When velocity [ v ( t ) ] has the same sign as acceleration [ a ( t ) ], the particle is speeding up.
a ( t ) =$\frac{18t( t² - 27 )}{(t²+9)³}$
The denominator (t²+9) is positive for all real numbers, so the numerator [ 18t( t² - 27 ) ] needs to be greater than zero for the acceleration function to be positive.
( 18t )( t² - 27 ) > 0
( 18t ) > 0
18t > 0
t > 0
( t² - 27 )> 0
t² - 27 > 0
t² > 27
$\sqrt t²$ > $\sqrt 27$
t > $\sqrt 27$
t > $\sqrt9 $ * $\sqrt 3 $
t > 3 $\sqrt 3 $
2d) The signs of the numerator and denominator ( of velocity ) are both positive when 0 ≤ t < 3.
For interval [ 0 , 3 ), velocity is positive and acceleration is negative. The signs are different.
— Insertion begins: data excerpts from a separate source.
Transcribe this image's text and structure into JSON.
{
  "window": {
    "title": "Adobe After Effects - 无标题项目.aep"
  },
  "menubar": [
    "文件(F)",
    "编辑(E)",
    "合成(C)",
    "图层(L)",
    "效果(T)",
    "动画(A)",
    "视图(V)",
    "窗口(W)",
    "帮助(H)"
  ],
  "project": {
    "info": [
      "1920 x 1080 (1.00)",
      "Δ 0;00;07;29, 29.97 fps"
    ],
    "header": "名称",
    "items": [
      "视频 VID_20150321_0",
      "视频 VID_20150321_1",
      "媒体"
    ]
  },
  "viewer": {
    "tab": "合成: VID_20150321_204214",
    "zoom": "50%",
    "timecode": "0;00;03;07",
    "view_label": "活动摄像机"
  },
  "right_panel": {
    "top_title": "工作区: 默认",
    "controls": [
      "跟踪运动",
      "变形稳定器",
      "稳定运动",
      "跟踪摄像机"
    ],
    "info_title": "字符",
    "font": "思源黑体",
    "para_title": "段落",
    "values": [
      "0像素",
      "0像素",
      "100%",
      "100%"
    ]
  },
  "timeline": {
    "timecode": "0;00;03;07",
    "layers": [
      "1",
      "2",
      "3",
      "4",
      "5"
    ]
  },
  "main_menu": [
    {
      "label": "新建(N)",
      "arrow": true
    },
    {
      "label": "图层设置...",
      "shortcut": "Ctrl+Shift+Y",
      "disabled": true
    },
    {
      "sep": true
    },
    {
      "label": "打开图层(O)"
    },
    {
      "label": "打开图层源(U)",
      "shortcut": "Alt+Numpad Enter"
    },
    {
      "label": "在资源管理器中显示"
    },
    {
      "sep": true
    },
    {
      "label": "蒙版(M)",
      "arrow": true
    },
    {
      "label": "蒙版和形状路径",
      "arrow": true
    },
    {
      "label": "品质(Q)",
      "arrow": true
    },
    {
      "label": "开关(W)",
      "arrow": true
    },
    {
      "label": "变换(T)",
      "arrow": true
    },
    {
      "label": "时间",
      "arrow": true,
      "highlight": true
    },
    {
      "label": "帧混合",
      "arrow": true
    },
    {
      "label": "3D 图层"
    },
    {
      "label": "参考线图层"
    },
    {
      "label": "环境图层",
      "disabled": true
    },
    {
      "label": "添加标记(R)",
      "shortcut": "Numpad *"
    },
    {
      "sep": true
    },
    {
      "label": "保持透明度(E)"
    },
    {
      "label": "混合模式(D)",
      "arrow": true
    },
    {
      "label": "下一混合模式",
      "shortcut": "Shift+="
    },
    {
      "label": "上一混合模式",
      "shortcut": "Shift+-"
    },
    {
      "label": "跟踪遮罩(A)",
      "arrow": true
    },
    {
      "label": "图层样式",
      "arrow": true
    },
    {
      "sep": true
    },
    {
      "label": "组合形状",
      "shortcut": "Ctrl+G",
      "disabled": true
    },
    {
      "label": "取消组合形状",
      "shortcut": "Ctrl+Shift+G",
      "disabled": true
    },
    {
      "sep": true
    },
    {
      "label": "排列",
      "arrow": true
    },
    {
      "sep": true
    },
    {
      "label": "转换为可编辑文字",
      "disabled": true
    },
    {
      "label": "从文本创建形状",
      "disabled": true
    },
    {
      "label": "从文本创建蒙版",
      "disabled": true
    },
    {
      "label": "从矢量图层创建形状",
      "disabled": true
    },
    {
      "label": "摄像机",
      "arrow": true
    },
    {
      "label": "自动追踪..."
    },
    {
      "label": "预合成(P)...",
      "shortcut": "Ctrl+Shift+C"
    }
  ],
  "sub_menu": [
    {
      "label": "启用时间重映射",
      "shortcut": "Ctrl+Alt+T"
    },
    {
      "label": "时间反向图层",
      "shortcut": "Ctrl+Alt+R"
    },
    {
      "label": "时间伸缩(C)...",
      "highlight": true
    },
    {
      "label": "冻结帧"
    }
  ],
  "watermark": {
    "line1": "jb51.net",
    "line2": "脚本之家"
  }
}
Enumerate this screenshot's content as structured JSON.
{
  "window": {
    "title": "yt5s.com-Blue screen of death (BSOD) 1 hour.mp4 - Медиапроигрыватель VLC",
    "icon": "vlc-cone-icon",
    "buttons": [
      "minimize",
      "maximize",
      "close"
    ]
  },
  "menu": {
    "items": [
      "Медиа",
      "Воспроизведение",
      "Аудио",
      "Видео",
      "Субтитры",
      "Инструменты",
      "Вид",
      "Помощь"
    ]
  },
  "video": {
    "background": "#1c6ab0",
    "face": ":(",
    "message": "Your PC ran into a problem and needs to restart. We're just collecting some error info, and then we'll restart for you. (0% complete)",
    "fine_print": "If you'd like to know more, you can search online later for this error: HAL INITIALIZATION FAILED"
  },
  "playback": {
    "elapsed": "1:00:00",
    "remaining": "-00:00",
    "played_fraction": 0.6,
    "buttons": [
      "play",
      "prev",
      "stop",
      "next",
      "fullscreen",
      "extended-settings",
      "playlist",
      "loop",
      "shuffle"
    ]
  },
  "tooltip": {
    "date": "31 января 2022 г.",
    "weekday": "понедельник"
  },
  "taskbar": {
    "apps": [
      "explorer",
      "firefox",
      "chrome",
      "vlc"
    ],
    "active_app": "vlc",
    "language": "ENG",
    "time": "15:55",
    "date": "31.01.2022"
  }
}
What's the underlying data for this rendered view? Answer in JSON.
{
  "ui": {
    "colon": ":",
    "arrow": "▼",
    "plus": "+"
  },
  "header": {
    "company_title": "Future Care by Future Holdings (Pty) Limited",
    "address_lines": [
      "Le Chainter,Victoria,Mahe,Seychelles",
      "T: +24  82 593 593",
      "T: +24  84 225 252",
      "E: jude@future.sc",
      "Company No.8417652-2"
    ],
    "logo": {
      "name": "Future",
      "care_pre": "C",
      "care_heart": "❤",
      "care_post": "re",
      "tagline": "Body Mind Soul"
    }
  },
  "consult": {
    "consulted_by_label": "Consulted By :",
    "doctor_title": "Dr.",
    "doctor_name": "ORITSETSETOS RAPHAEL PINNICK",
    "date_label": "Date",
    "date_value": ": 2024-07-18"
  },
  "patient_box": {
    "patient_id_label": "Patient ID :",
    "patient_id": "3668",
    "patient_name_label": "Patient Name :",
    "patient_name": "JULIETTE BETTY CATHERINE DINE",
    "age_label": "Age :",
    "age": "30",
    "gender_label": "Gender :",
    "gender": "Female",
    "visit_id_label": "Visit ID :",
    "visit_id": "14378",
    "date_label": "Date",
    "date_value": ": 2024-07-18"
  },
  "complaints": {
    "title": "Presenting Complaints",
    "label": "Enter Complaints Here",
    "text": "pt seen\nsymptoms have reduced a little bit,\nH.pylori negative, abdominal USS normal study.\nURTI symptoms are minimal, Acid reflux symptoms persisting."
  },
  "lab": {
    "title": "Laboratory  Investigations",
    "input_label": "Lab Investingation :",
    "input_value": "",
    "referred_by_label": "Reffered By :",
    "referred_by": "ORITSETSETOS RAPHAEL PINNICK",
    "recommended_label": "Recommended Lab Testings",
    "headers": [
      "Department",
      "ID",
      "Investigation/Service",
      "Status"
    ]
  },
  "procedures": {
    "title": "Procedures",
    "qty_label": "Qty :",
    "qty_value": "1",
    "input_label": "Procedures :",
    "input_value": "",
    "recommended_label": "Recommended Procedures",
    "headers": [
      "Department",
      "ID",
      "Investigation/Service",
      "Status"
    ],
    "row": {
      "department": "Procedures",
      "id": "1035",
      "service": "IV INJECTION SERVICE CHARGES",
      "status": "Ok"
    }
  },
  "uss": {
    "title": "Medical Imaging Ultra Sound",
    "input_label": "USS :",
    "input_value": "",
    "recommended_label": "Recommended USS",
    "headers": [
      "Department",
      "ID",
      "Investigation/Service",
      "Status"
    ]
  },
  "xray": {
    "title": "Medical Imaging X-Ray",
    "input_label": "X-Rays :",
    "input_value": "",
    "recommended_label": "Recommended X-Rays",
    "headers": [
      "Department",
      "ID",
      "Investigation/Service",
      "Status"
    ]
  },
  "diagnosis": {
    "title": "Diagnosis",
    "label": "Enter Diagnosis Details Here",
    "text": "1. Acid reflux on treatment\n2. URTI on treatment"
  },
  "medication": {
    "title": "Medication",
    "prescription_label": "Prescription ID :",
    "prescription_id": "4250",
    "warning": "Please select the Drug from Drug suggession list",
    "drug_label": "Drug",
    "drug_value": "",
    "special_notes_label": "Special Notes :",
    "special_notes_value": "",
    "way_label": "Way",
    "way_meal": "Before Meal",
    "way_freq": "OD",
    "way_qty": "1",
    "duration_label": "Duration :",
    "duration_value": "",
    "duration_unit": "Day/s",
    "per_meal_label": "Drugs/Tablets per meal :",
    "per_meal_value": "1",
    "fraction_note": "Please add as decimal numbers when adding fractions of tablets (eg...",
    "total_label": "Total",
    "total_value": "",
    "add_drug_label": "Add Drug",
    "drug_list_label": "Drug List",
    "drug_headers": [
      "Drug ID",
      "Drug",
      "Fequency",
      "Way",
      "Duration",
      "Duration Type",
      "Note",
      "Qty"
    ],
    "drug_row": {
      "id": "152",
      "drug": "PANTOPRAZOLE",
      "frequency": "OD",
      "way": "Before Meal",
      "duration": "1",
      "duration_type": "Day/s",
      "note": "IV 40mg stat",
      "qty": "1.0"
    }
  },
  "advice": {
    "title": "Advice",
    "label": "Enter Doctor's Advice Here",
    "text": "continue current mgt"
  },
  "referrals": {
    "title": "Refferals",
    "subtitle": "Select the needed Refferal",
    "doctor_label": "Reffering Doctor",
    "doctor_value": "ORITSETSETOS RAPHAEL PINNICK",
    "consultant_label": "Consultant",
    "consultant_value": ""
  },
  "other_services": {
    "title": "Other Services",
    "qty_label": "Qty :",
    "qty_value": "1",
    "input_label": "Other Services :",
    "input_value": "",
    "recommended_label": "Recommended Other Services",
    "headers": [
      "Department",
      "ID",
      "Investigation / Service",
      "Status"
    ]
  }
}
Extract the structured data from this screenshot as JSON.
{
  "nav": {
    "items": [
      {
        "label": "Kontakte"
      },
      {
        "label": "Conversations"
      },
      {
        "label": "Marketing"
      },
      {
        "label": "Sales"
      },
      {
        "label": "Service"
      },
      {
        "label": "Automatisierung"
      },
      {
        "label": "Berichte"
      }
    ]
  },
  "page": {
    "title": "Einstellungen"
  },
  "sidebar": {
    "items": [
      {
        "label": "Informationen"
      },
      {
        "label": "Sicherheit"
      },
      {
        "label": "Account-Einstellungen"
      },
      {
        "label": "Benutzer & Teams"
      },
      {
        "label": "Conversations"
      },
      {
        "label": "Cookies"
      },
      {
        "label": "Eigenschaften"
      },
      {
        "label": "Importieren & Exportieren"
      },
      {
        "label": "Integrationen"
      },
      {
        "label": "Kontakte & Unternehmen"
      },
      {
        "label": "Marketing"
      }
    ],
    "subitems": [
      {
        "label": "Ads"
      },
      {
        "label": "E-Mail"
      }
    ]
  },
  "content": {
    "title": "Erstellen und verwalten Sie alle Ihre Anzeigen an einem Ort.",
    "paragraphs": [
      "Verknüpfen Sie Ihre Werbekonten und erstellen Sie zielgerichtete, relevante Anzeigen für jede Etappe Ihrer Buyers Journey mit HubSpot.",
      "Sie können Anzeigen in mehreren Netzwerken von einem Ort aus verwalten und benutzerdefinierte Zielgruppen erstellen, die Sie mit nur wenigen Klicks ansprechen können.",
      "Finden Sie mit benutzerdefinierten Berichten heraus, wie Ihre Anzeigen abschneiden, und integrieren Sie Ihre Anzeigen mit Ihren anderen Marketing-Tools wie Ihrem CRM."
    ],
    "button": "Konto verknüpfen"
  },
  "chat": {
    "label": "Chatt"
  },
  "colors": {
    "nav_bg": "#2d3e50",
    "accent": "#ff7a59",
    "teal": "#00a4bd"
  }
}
For interval ( 3 , 3 $\sqrt 3 $ ), velocity is negative and acceleration is negative. The signs are the same.
For interval ( 3 $\sqrt 3 $ , ∞ ) , velocity is negative and acceleration is positive. The signs are different.
2i) The particle is speeding up on the interval ( 3 , 3 $\sqrt 3 $ ).
2i) The particle is slowing down on the interval [ 0 , 3 ) ∪ ( 3 $\sqrt 3 $ , ∞).